In 1949 Iriarte performed at the Teatro Madrid as Cecilia in the zarzuela Las golondrinas by José María Usandizaga. She took part in the world premiere of the zarzuela La duquesa del candil by Jesús García Leoz there the same year. She appeared as Charlotte in Massenet's Werther.
In 1954, she performed at the Royal Festival Hall with the Royal Philharmonic Orchestra de Falla's El amor brujo. She took part in the world premiere of Don Perlimplín, an opera by Vittorio Rieti, based on Lorca's Amor de Don Perlimplín con Belisa en su jardín, at a Paris festival. She appeared as the Messagera in a reconstruction of Monteverdi's L'Orfeo with historic instruments in Vienna, conducted by Paul Hindemith.

In 1958 Iriarte performed at the Volksoper in Vienna as Beltrana in the zarzuela Doña Francisquita by Amadeo Vives in a German version. She performed as Dalila in Samson et Dalila by Saint-Saëns both at the Opéra de Vichy and the Grand Théâtre de Bordeaux, and as Carmen in Lyon.

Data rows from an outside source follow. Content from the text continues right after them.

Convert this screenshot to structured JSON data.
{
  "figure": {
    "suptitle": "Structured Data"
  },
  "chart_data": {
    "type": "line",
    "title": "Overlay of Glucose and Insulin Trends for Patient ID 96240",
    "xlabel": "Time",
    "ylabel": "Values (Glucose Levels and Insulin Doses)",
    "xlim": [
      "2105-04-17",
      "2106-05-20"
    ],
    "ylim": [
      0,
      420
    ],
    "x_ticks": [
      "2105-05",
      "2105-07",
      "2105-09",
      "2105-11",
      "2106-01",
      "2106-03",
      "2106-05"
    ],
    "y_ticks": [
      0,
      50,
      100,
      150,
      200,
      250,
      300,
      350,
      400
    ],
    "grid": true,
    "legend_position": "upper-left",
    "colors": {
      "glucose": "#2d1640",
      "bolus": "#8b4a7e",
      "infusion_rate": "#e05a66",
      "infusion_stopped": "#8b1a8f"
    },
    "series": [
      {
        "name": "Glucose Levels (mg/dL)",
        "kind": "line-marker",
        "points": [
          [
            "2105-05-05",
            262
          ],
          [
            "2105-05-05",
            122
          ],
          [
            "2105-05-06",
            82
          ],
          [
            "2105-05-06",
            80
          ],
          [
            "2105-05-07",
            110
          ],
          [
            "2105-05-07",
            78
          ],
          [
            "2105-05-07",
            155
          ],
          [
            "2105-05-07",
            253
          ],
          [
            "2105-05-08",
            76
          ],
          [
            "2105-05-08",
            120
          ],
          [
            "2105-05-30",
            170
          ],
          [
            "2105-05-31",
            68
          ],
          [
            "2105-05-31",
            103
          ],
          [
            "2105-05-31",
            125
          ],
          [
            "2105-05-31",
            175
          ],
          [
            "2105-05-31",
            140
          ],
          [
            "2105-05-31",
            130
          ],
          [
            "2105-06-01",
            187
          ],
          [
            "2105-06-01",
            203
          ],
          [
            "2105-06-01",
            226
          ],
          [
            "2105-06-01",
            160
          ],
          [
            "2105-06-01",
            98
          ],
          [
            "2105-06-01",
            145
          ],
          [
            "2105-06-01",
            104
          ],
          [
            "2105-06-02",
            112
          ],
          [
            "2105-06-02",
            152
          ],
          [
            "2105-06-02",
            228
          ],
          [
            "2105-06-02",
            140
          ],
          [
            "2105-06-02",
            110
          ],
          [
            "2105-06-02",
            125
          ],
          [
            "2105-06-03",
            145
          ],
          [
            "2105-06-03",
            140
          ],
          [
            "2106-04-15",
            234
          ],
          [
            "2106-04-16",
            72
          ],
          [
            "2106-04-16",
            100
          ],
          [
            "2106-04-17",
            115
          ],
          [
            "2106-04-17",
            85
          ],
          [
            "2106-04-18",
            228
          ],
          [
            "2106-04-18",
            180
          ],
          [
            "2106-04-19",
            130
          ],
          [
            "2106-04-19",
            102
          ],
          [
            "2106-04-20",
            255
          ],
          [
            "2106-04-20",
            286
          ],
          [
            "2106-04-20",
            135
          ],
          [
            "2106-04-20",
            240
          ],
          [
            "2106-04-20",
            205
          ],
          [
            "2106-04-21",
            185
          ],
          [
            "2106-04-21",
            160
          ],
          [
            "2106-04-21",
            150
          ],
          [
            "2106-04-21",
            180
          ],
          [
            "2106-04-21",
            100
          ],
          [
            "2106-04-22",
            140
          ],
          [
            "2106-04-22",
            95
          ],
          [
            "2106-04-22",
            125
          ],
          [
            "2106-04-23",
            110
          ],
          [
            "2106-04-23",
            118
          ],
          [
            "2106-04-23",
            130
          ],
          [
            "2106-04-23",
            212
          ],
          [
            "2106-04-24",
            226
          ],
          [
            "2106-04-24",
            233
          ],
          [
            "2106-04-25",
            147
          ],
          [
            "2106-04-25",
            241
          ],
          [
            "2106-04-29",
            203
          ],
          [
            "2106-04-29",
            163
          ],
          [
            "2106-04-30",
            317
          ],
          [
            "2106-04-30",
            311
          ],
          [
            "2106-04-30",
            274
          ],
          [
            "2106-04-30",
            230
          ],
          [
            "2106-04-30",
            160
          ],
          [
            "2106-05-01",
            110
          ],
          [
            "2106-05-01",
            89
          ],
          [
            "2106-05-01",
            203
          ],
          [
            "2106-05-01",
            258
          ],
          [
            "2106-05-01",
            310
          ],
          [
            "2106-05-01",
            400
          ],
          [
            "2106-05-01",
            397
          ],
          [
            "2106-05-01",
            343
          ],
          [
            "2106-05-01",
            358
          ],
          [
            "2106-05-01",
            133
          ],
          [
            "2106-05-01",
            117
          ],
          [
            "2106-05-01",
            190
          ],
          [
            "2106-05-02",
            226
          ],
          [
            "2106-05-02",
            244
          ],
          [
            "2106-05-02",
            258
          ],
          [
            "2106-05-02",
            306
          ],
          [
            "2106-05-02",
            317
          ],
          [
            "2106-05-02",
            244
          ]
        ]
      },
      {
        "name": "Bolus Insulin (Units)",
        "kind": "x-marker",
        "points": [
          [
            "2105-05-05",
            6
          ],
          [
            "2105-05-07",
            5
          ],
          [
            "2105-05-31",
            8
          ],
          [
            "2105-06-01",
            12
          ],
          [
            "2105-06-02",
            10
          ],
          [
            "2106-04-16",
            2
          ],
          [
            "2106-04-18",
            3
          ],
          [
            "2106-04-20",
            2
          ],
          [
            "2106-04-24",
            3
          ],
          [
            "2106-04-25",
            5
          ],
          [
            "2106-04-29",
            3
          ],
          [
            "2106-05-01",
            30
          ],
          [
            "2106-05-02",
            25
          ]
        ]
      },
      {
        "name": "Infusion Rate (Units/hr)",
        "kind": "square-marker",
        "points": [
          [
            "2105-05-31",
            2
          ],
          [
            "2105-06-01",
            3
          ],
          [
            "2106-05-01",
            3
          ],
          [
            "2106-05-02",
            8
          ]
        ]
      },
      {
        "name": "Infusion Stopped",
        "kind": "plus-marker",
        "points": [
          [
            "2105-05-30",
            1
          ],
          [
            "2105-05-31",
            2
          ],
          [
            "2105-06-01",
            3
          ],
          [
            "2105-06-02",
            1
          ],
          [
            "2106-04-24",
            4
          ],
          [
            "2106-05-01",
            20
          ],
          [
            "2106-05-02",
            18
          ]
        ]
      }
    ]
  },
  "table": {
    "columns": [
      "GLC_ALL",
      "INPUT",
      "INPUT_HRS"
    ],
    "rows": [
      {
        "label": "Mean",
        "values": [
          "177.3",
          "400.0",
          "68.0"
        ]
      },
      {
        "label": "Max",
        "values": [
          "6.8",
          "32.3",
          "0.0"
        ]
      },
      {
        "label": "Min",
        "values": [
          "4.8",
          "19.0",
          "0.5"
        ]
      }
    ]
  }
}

In 1960, Iriarte decided to retire from the stage for family reasons. Her last performance, at age 32, took place in Bordeaux, as Carmen. She founded a singing school in Barcelona and taught there. Among her students were María José Montiel, Ewa Hyla and José García Quijada. She lectured at the Concurso Internacional de Canto Francisco Viñas and about the Arte Lírico Español y Zarzuela at the University of Portland.

Iriarte created a foundation in her name in 2006, which promotes unpublished musical works by composers from Spain and elsewhere, as well as running the International Zarzuela Competition Ana María Iriarte.

Iriarte died on 4 February 2025, at the age of 98.

== Awards ==
Throughout Iriarte's career she received many awards, including the Lucrecia Arana National Singing Prize, from the Royal Conservatory of Music of Madrid. In 1952, she was awarded the National Theatre Prize, and in the same year won the Grand Prix du Disque. In 2013, she received a lifetime recognition award from the Sociedad de Artistas Intérpretes o Ejecutantes de España (AIE).